O'Donnell has won two News Emmys for her reporting. In 2018 she was awarded in the Outstanding Investigative Report in a Newscast category for her report on sexual assaults at the United States Air Force Academy. She also won in 2009 as part of NBC News' 2008 Election Night coverage team.
O'Donnell is a 2019 New York Women in Communications Matrix Award honoree. She earned a Gracie Award and was named Best National News On-Air Talent for the year 2018 and 2016. Her reporting for CBS THIS MORNING on sexual assault at the Air Force Academy won an honorable mention in the Edgar A. Poe Award from the White House Correspondents' Association. She received the Edward R. Murrow Award for Best Newscast of 2017 and was named Broadcaster of the Year by the New York State Broadcasters Association in 2014.
Before joining CBS News, O'Donnell worked for more than a decade at NBC News, where she covered the Pentagon, Congress, and the White House.
O'Donnell has covered several breaking news stories throughout her career. She reported from the Pentagon on Sept. 11, 2001, and received the prestigious Sigma Delta Chi Award for Breaking News Coverage for a "Dateline NBC" story titled "D.C. in Crisis." In the months following the attacks, she traveled extensively with then-Secretary of Defense Donald Rumsfeld, including on his first trip to Afghanistan following the terrorist attacks.
O'Donnell has covered every presidential election since 2000, including as NBC News' White House correspondent in 2004, when she covered the campaigns of then-President George W. Bush and Senator John Kerry. Before covering the White House, O'Donnell was NBC News' congressional correspondent, reporting on the lead-up to the Iraq War.

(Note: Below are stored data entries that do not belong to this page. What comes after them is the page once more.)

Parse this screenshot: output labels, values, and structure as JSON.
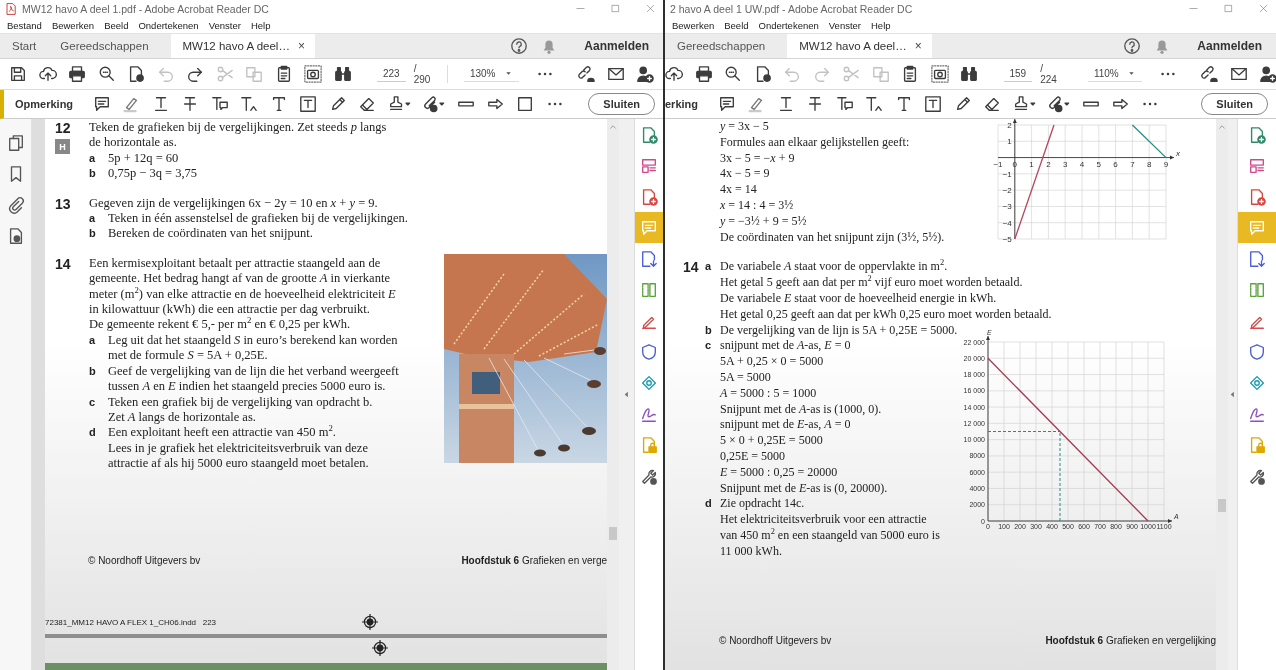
{
  "windows": [
    {
      "app_icon": true,
      "title": "MW12 havo A deel 1.pdf - Adobe Acrobat Reader DC",
      "menu": [
        "Bestand",
        "Bewerken",
        "Beeld",
        "Ondertekenen",
        "Venster",
        "Help"
      ],
      "tabs": [
        {
          "label": "Start",
          "selected": false
        },
        {
          "label": "Gereedschappen",
          "selected": false
        },
        {
          "label": "MW12 havo A deel…",
          "selected": true,
          "close": "×"
        }
      ],
      "sign_in": "Aanmelden",
      "toolbar": {
        "tools": [
          {
            "kind": "save",
            "disabled": false
          },
          {
            "kind": "upload",
            "disabled": false
          },
          {
            "kind": "print",
            "disabled": false
          },
          {
            "kind": "magnifier",
            "disabled": false
          },
          {
            "kind": "review",
            "disabled": false
          },
          {
            "kind": "undo",
            "disabled": true
          },
          {
            "kind": "redo",
            "disabled": false
          },
          {
            "kind": "cut",
            "disabled": true
          },
          {
            "kind": "copy",
            "disabled": true
          },
          {
            "kind": "clipboard",
            "disabled": false
          },
          {
            "kind": "snapshot",
            "disabled": false
          },
          {
            "kind": "find",
            "disabled": false
          }
        ],
        "page": {
          "current": "223",
          "total": "/ 290"
        },
        "zoom": "130%",
        "end_tools": [
          {
            "kind": "link"
          },
          {
            "kind": "mail"
          },
          {
            "kind": "adduser"
          }
        ]
      },
      "comment_bar": {
        "label": "Opmerking",
        "tools": [
          {
            "kind": "note"
          },
          {
            "kind": "highlight"
          },
          {
            "kind": "underline"
          },
          {
            "kind": "strike"
          },
          {
            "kind": "textnote"
          },
          {
            "kind": "insert"
          },
          {
            "kind": "text"
          },
          {
            "kind": "textbox"
          },
          {
            "kind": "pencil"
          },
          {
            "kind": "eraser"
          },
          {
            "kind": "stamp"
          },
          {
            "kind": "attach"
          },
          {
            "kind": "line"
          },
          {
            "kind": "arrow"
          },
          {
            "kind": "rect"
          }
        ],
        "close": "Sluiten"
      },
      "side_rail": [
        {
          "kind": "pages"
        },
        {
          "kind": "bookmark"
        },
        {
          "kind": "paperclip"
        },
        {
          "kind": "tagdoc"
        }
      ],
      "tool_panel": [
        {
          "kind": "create",
          "selected": false
        },
        {
          "kind": "layout",
          "selected": false
        },
        {
          "kind": "combine",
          "selected": false
        },
        {
          "kind": "comment",
          "selected": true
        },
        {
          "kind": "export",
          "selected": false
        },
        {
          "kind": "organize",
          "selected": false
        },
        {
          "kind": "edit",
          "selected": false
        },
        {
          "kind": "protect",
          "selected": false
        },
        {
          "kind": "certify",
          "selected": false
        },
        {
          "kind": "sign",
          "selected": false
        },
        {
          "kind": "lockdoc",
          "selected": false
        },
        {
          "kind": "tools",
          "selected": false
        }
      ],
      "page": {
        "blocks": [
          {
            "number": "12",
            "badge": "H",
            "lines": [
              "Teken de grafieken bij de vergelijkingen. Zet steeds *p* langs",
              "de horizontale as."
            ],
            "parts": [
              {
                "label": "a",
                "lines": [
                  "5p + 12q = 60"
                ]
              },
              {
                "label": "b",
                "lines": [
                  "0,75p − 3q = 3,75"
                ]
              }
            ]
          },
          {
            "number": "13",
            "lines": [
              "Gegeven zijn de vergelijkingen 6x − 2y = 10 en *x* + *y* = 9."
            ],
            "parts": [
              {
                "label": "a",
                "lines": [
                  "Teken in één assenstelsel de grafieken bij de vergelijkingen."
                ]
              },
              {
                "label": "b",
                "lines": [
                  "Bereken de coördinaten van het snijpunt."
                ]
              }
            ]
          },
          {
            "number": "14",
            "picture": {
              "kind": "picture"
            },
            "lines": [
              "Een kermisexploitant betaalt per attractie staangeld aan de",
              "gemeente. Het bedrag hangt af van de grootte *A* in vierkante",
              "meter (m$^{2}$) van elke attractie en de hoeveelheid elektriciteit *E*",
              "in kilowattuur (kWh) die een attractie per dag verbruikt.",
              "De gemeente rekent € 5,- per m$^{2}$ en € 0,25 per kWh."
            ],
            "parts": [
              {
                "label": "a",
                "lines": [
                  "Leg uit dat het staangeld *S* in euro’s berekend kan worden",
                  "met de formule *S* = 5A + 0,25E."
                ]
              },
              {
                "label": "b",
                "lines": [
                  "Geef de vergelijking van de lijn die het verband weergeeft",
                  "tussen *A* en *E* indien het staangeld precies 5000 euro is."
                ]
              },
              {
                "label": "c",
                "lines": [
                  "Teken een grafiek bij de vergelijking van opdracht b.",
                  "Zet *A* langs de horizontale as."
                ]
              },
              {
                "label": "d",
                "lines": [
                  "Een exploitant heeft een attractie van 450 m$^{2}$.",
                  "Lees in je grafiek het elektriciteitsverbruik van deze",
                  "attractie af als hij 5000 euro staangeld moet betalen."
                ]
              }
            ]
          }
        ],
        "footer": {
          "left": "© Noordhoff Uitgevers bv",
          "right": "**Hoofdstuk 6** Grafieken en verge"
        },
        "slug": "72381_MM12 HAVO A FLEX 1_CH06.indd   223"
      }
    },
    {
      "title": "2 havo A deel 1 UW.pdf - Adobe Acrobat Reader DC",
      "menu": [
        "Bewerken",
        "Beeld",
        "Ondertekenen",
        "Venster",
        "Help"
      ],
      "tabs": [
        {
          "label": "Gereedschappen",
          "selected": false
        },
        {
          "label": "MW12 havo A deel…",
          "selected": true,
          "close": "×"
        }
      ],
      "sign_in": "Aanmelden",
      "toolbar": {
        "tools": [
          {
            "kind": "upload",
            "disabled": false
          },
          {
            "kind": "print",
            "disabled": false
          },
          {
            "kind": "magnifier",
            "disabled": false
          },
          {
            "kind": "review",
            "disabled": false
          },
          {
            "kind": "undo",
            "disabled": true
          },
          {
            "kind": "redo",
            "disabled": true
          },
          {
            "kind": "cut",
            "disabled": true
          },
          {
            "kind": "copy",
            "disabled": true
          },
          {
            "kind": "clipboard",
            "disabled": false
          },
          {
            "kind": "snapshot",
            "disabled": false
          },
          {
            "kind": "find",
            "disabled": false
          }
        ],
        "page": {
          "current": "159",
          "total": "/ 224"
        },
        "zoom": "110%",
        "end_tools": [
          {
            "kind": "link"
          },
          {
            "kind": "mail"
          },
          {
            "kind": "adduser"
          }
        ]
      },
      "comment_bar": {
        "label": "erking",
        "tools": [
          {
            "kind": "note"
          },
          {
            "kind": "highlight"
          },
          {
            "kind": "underline"
          },
          {
            "kind": "strike"
          },
          {
            "kind": "textnote"
          },
          {
            "kind": "insert"
          },
          {
            "kind": "text"
          },
          {
            "kind": "textbox"
          },
          {
            "kind": "pencil"
          },
          {
            "kind": "eraser"
          },
          {
            "kind": "stamp"
          },
          {
            "kind": "attach"
          },
          {
            "kind": "line"
          },
          {
            "kind": "arrow"
          }
        ],
        "close": "Sluiten"
      },
      "tool_panel": [
        {
          "kind": "create",
          "selected": false
        },
        {
          "kind": "layout",
          "selected": false
        },
        {
          "kind": "combine",
          "selected": false
        },
        {
          "kind": "comment",
          "selected": true
        },
        {
          "kind": "export",
          "selected": false
        },
        {
          "kind": "organize",
          "selected": false
        },
        {
          "kind": "edit",
          "selected": false
        },
        {
          "kind": "protect",
          "selected": false
        },
        {
          "kind": "certify",
          "selected": false
        },
        {
          "kind": "sign",
          "selected": false
        },
        {
          "kind": "lockdoc",
          "selected": false
        },
        {
          "kind": "tools",
          "selected": false
        }
      ],
      "page": {
        "blocks": [
          {
            "parts": [
              {
                "lines": [
                  "*y* = 3x − 5",
                  "Formules aan elkaar gelijkstellen geeft:",
                  "3x − 5 = −*x* + 9",
                  "4x − 5 = 9",
                  "4x = 14",
                  "*x* = 14 : 4 = 3½",
                  "*y* = −3½ + 9 = 5½",
                  "De coördinaten van het snijpunt zijn (3½, 5½)."
                ]
              }
            ],
            "chart_data": {
              "type": "line",
              "grid": true,
              "xlabel": "x",
              "x": [
                0,
                2.333,
                7,
                9
              ],
              "series": [
                {
                  "color": "#b5475c",
                  "values": [
                    -5,
                    2,
                    null,
                    null
                  ]
                },
                {
                  "color": "#1f8f86",
                  "values": [
                    null,
                    null,
                    2,
                    0
                  ]
                }
              ],
              "xlim": [
                -1,
                9
              ],
              "ylim": [
                -5,
                2
              ],
              "xticks": [
                {
                  "value": -1,
                  "label": "−1"
                },
                0,
                1,
                2,
                3,
                4,
                5,
                6,
                7,
                8,
                9
              ],
              "yticks": [
                {
                  "value": -5,
                  "label": "−5"
                },
                {
                  "value": -4,
                  "label": "−4"
                },
                {
                  "value": -3,
                  "label": "−3"
                },
                {
                  "value": -2,
                  "label": "−2"
                },
                {
                  "value": -1,
                  "label": "−1"
                },
                1,
                2
              ]
            }
          },
          {
            "number": "14",
            "parts": [
              {
                "label": "a",
                "lines": [
                  "De variabele *A* staat voor de oppervlakte in m$^{2}$.",
                  "Het getal 5 geeft aan dat per m$^{2}$ vijf euro moet worden betaald.",
                  "De variabele *E* staat voor de hoeveelheid energie in kWh.",
                  "Het getal 0,25 geeft aan dat per kWh 0,25 euro moet worden betaald."
                ]
              },
              {
                "label": "b",
                "lines": [
                  "De vergelijking van de lijn is 5A + 0,25E = 5000."
                ]
              }
            ]
          },
          {
            "parts": [
              {
                "label": "c",
                "lines": [
                  "snijpunt met de *A*-as, *E* = 0",
                  "5A + 0,25 × 0 = 5000",
                  "5A = 5000",
                  "*A* = 5000 : 5 = 1000",
                  "Snijpunt met de *A*-as is (1000, 0).",
                  "snijpunt met de *E*-as, *A* = 0",
                  "5 × 0 + 0,25E = 5000",
                  "0,25E = 5000",
                  "*E* = 5000 : 0,25 = 20000",
                  "Snijpunt met de *E*-as is (0, 20000)."
                ]
              },
              {
                "label": "d",
                "lines": [
                  "Zie opdracht 14c.",
                  "Het elektriciteitsverbruik voor een attractie",
                  "van 450 m$^{2}$ en een staangeld van 5000 euro is",
                  "11 000 kWh."
                ]
              }
            ],
            "chart_data": {
              "type": "line",
              "grid": true,
              "xlabel": "A",
              "ylabel": "E",
              "x": [
                0,
                1000
              ],
              "series": [
                {
                  "color": "#a33a4f",
                  "values": [
                    20000,
                    0
                  ]
                }
              ],
              "xlim": [
                0,
                1100
              ],
              "ylim": [
                0,
                22000
              ],
              "xticks": [
                0,
                100,
                200,
                300,
                400,
                500,
                600,
                700,
                800,
                900,
                1000,
                1100
              ],
              "yticks": [
                0,
                2000,
                4000,
                6000,
                8000,
                {
                  "value": 10000,
                  "label": "10 000"
                },
                {
                  "value": 12000,
                  "label": "12 000"
                },
                {
                  "value": 14000,
                  "label": "14 000"
                },
                {
                  "value": 16000,
                  "label": "16 000"
                },
                {
                  "value": 18000,
                  "label": "18 000"
                },
                {
                  "value": 20000,
                  "label": "20 000"
                },
                {
                  "value": 22000,
                  "label": "22 000"
                }
              ],
              "ref_lines": [
                {
                  "axis": "x",
                  "value": 450,
                  "color": "#1f8f86"
                },
                {
                  "axis": "y",
                  "value": 11000,
                  "color": "#1f8f86"
                }
              ]
            }
          }
        ],
        "footer": {
          "left": "© Noordhoff Uitgevers bv",
          "right": "**Hoofdstuk 6** Grafieken en vergelijking"
        }
      }
    }
  ]
}
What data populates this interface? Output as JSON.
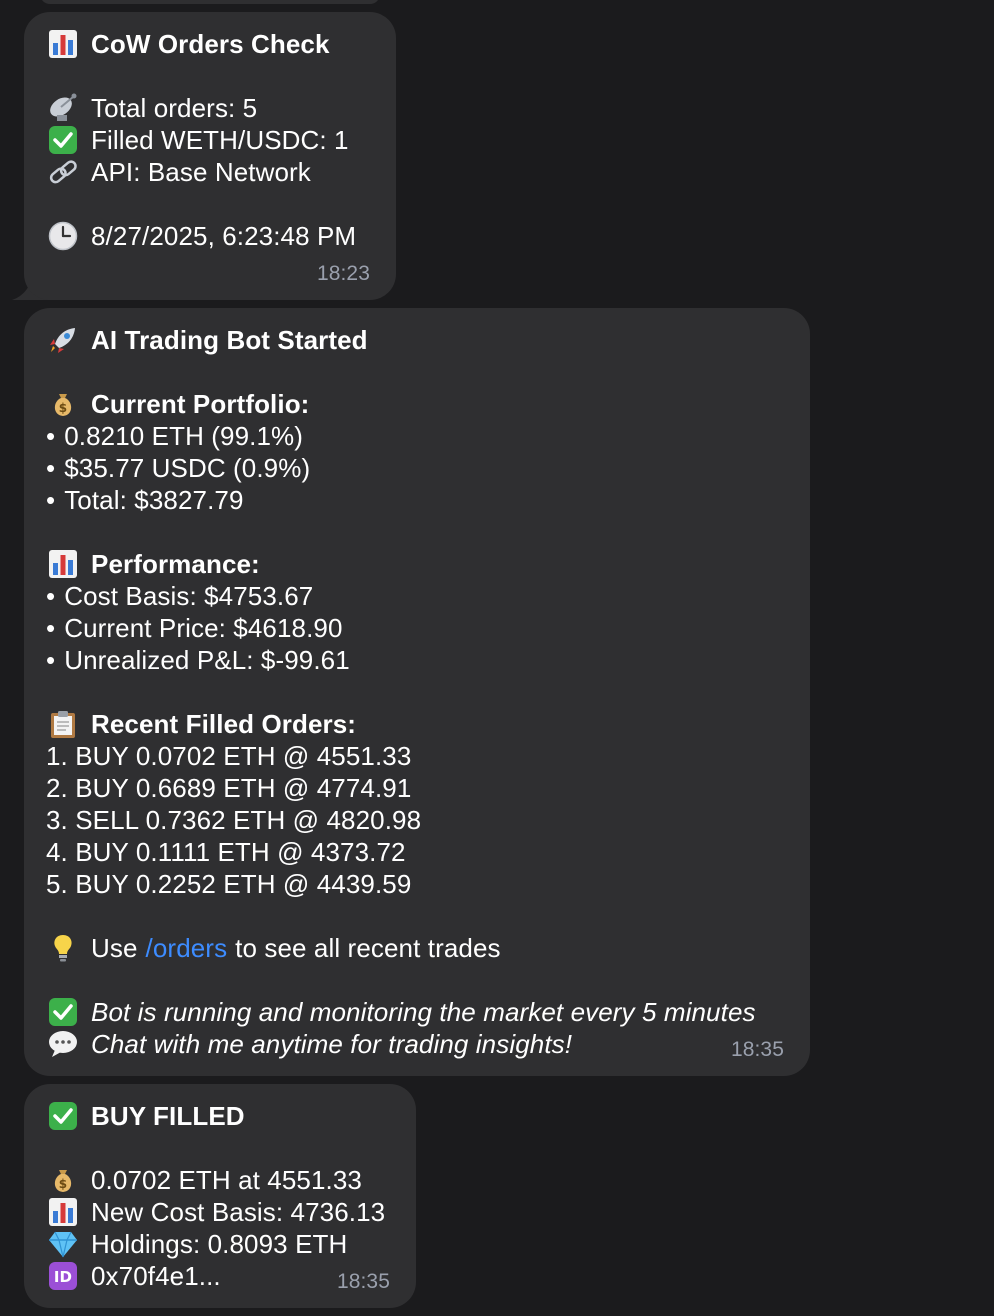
{
  "colors": {
    "background": "#1b1b1d",
    "bubble": "#2f2f31",
    "link": "#3d8cff",
    "timestamp": "#9aa0ad"
  },
  "messages": [
    {
      "title": "CoW Orders Check",
      "total_orders": "Total orders: 5",
      "filled": "Filled WETH/USDC: 1",
      "api": "API: Base Network",
      "datetime": "8/27/2025, 6:23:48 PM",
      "time": "18:23"
    },
    {
      "title": "AI Trading Bot Started",
      "portfolio_header": "Current Portfolio:",
      "portfolio": [
        "0.8210 ETH (99.1%)",
        "$35.77 USDC (0.9%)",
        "Total: $3827.79"
      ],
      "performance_header": "Performance:",
      "performance": [
        "Cost Basis: $4753.67",
        "Current Price: $4618.90",
        "Unrealized P&L: $-99.61"
      ],
      "orders_header": "Recent Filled Orders:",
      "orders": [
        "1. BUY 0.0702 ETH @ 4551.33",
        "2. BUY 0.6689 ETH @ 4774.91",
        "3. SELL 0.7362 ETH @ 4820.98",
        "4. BUY 0.1111 ETH @ 4373.72",
        "5. BUY 0.2252 ETH @ 4439.59"
      ],
      "tip_prefix": "Use",
      "tip_link": "/orders",
      "tip_suffix": "to see all recent trades",
      "status": "Bot is running and monitoring the market every 5 minutes",
      "chat": "Chat with me anytime for trading insights!",
      "time": "18:35"
    },
    {
      "title": "BUY FILLED",
      "amount": "0.0702 ETH at 4551.33",
      "cost_basis": "New Cost Basis: 4736.13",
      "holdings": "Holdings: 0.8093 ETH",
      "id": "0x70f4e1...",
      "id_badge": "ID",
      "time": "18:35"
    }
  ],
  "icons": [
    "bar-chart-icon",
    "satellite-dish-icon",
    "check-mark-icon",
    "link-icon",
    "clock-icon",
    "rocket-icon",
    "money-bag-icon",
    "clipboard-icon",
    "light-bulb-icon",
    "speech-bubble-icon",
    "gem-icon",
    "id-badge-icon"
  ]
}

She began her career as a print reporter for Roll Call, a Capitol Hill newspaper, for which she covered the impeachment of President Bill Clinton and traveled the country covering congressional elections.
A firm believer in empowering women, O'Donnell sits on the board of directors of the International Women's Media Foundation.
Born into a military family, O'Donnell grew up in San Antonio, Texas; Landstuhl, Germany; Seoul, South Korea; and Washington, D.C. She is a graduate of Georgetown University and received a Bachelor of Arts in philosophy as well as a Master of Arts in liberal studies. She is married to Geoff Tracy, a restaurateur in Washington, D.C. They have three children.